Língua morta

Sónia Nunes

As notícias não me deixam mentir (logo que, que gosto tanto): as meninas boas vão para o céu, as más para a Associação Geral das Mulheres de Macau. Wong Kit Cheng revelou-se uma candidata levada da breca às eleições legislativas e uma condenável enfermeira. Ao opor-se à contratação de profissionais portugueses, não só agravou a dose de populismo xenófobo com que se comprazem as listas do sufrágio directo, como negligenciou de forma grosseira a falta de enfermeiros  e menosprezou o acesso de uma minoria aos cuidados de saúde públicos. Nada mau para uma estreante – há deputados com décadas de campanha eleitoral que nunca conseguiram cometer tantos erros numa só declaração.

Há um ponto em que Wong Kit Cheng tem razão: a comunicação entre enfermeiros e doentes é importante, contribui para o bem-estar e recuperação do paciente. Não é, contudo, decisiva, muito menos uma questão de vida ou morte. A interacção nas unidades de saúde é hoje objecto de estudo, mas por se entender que os enfermeiros não devem esquecer as necessidades emocionais dos doentes. A ideia é também ensinar técnicas de comunicação não-verbal para usar com os doentes que estão impossibilitados de falar – por  estarem ventilados numa unidade de cuidados intensivos, por exemplo.

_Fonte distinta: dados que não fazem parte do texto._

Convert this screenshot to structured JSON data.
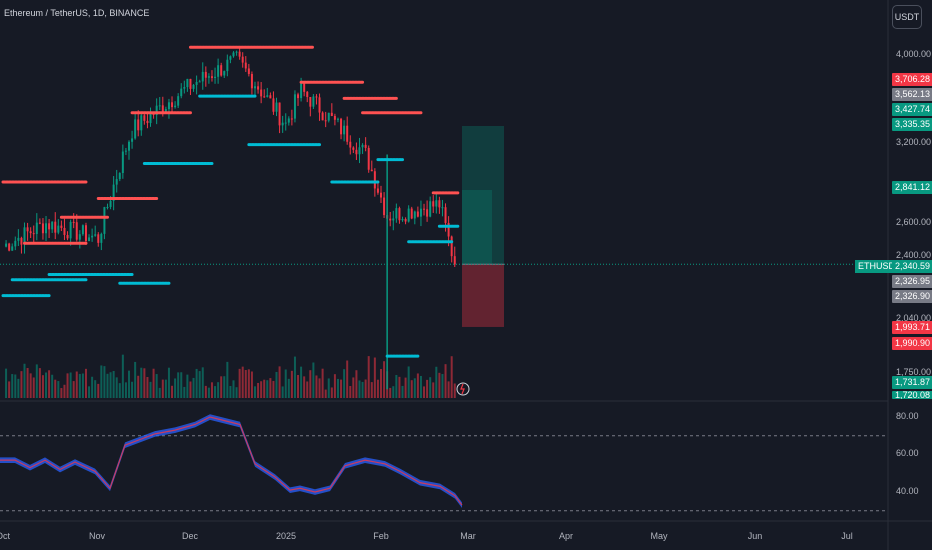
{
  "header": {
    "title": "Ethereum / TetherUS, 1D, BINANCE",
    "currency_button": "USDT"
  },
  "colors": {
    "background": "#161a25",
    "up": "#089981",
    "down": "#f23645",
    "resistance": "#ff5252",
    "support": "#00bcd4",
    "grid": "#2a2e39"
  },
  "price_axis": {
    "ticks": [
      "4,000.00",
      "3,200.00",
      "2,600.00",
      "2,400.00",
      "2,040.00",
      "1,750.00"
    ],
    "markers": [
      {
        "label": "3,706.28",
        "kind": "down"
      },
      {
        "label": "3,562.13",
        "kind": "gray"
      },
      {
        "label": "3,427.74",
        "kind": "up"
      },
      {
        "label": "3,335.35",
        "kind": "up"
      },
      {
        "label": "2,841.12",
        "kind": "up"
      },
      {
        "label": "2,340.59",
        "kind": "up"
      },
      {
        "label": "2,326.95",
        "kind": "gray"
      },
      {
        "label": "2,326.90",
        "kind": "gray"
      },
      {
        "label": "1,993.71",
        "kind": "down"
      },
      {
        "label": "1,990.90",
        "kind": "down"
      },
      {
        "label": "1,731.87",
        "kind": "up"
      },
      {
        "label": "1,720.08",
        "kind": "up"
      }
    ],
    "symbol_tag": "ETHUSDT"
  },
  "oscillator_axis": {
    "ticks": [
      "80.00",
      "60.00",
      "40.00"
    ]
  },
  "time_axis": {
    "labels": [
      "Oct",
      "Nov",
      "Dec",
      "2025",
      "Feb",
      "Mar",
      "Apr",
      "May",
      "Jun",
      "Jul"
    ]
  },
  "position_tool": {
    "entry": 2340.59,
    "target": 3335.35,
    "stop": 1993.71
  },
  "chart_data": {
    "type": "candlestick",
    "symbol": "ETHUSDT",
    "interval": "1D",
    "exchange": "BINANCE",
    "last_price": 2340.59,
    "price_range": [
      1700,
      4200
    ],
    "price_scale": "log",
    "ohlc_anchor_points": [
      {
        "date": "2024-10-01",
        "close": 2450
      },
      {
        "date": "2024-10-15",
        "close": 2600
      },
      {
        "date": "2024-11-01",
        "close": 2500
      },
      {
        "date": "2024-11-12",
        "close": 3300
      },
      {
        "date": "2024-12-01",
        "close": 3700
      },
      {
        "date": "2024-12-16",
        "close": 3950
      },
      {
        "date": "2025-01-01",
        "close": 3350
      },
      {
        "date": "2025-01-06",
        "close": 3650
      },
      {
        "date": "2025-01-27",
        "close": 3100
      },
      {
        "date": "2025-02-03",
        "close": 2650
      },
      {
        "date": "2025-02-20",
        "close": 2730
      },
      {
        "date": "2025-02-25",
        "close": 2340
      }
    ],
    "oscillator": {
      "range": [
        30,
        85
      ],
      "levels": [
        70,
        30
      ]
    }
  }
}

O que isto interessa? Nada, que não foi isto que a número 2 da União Promotora para o Progresso (rir) veio defender. Wong Kit Cheng bastou-se em afirmar que a contratação de enfermeiros portugueses “coloca em risco a vida dos cidadãos”. A língua como causa de morte tem sido, no entanto, ignorada pelo Conselho Internacional de Enfermeiros que aponta antes para os erros de medicação  – nomes de medicamentos trocados, falhas de cálculo nas dosagens, entre outras fatalidades por norma associadas a uma má formação profissional ou a uma carga excessiva de trabalho, resultante da falta enfermeiros (pasme-se).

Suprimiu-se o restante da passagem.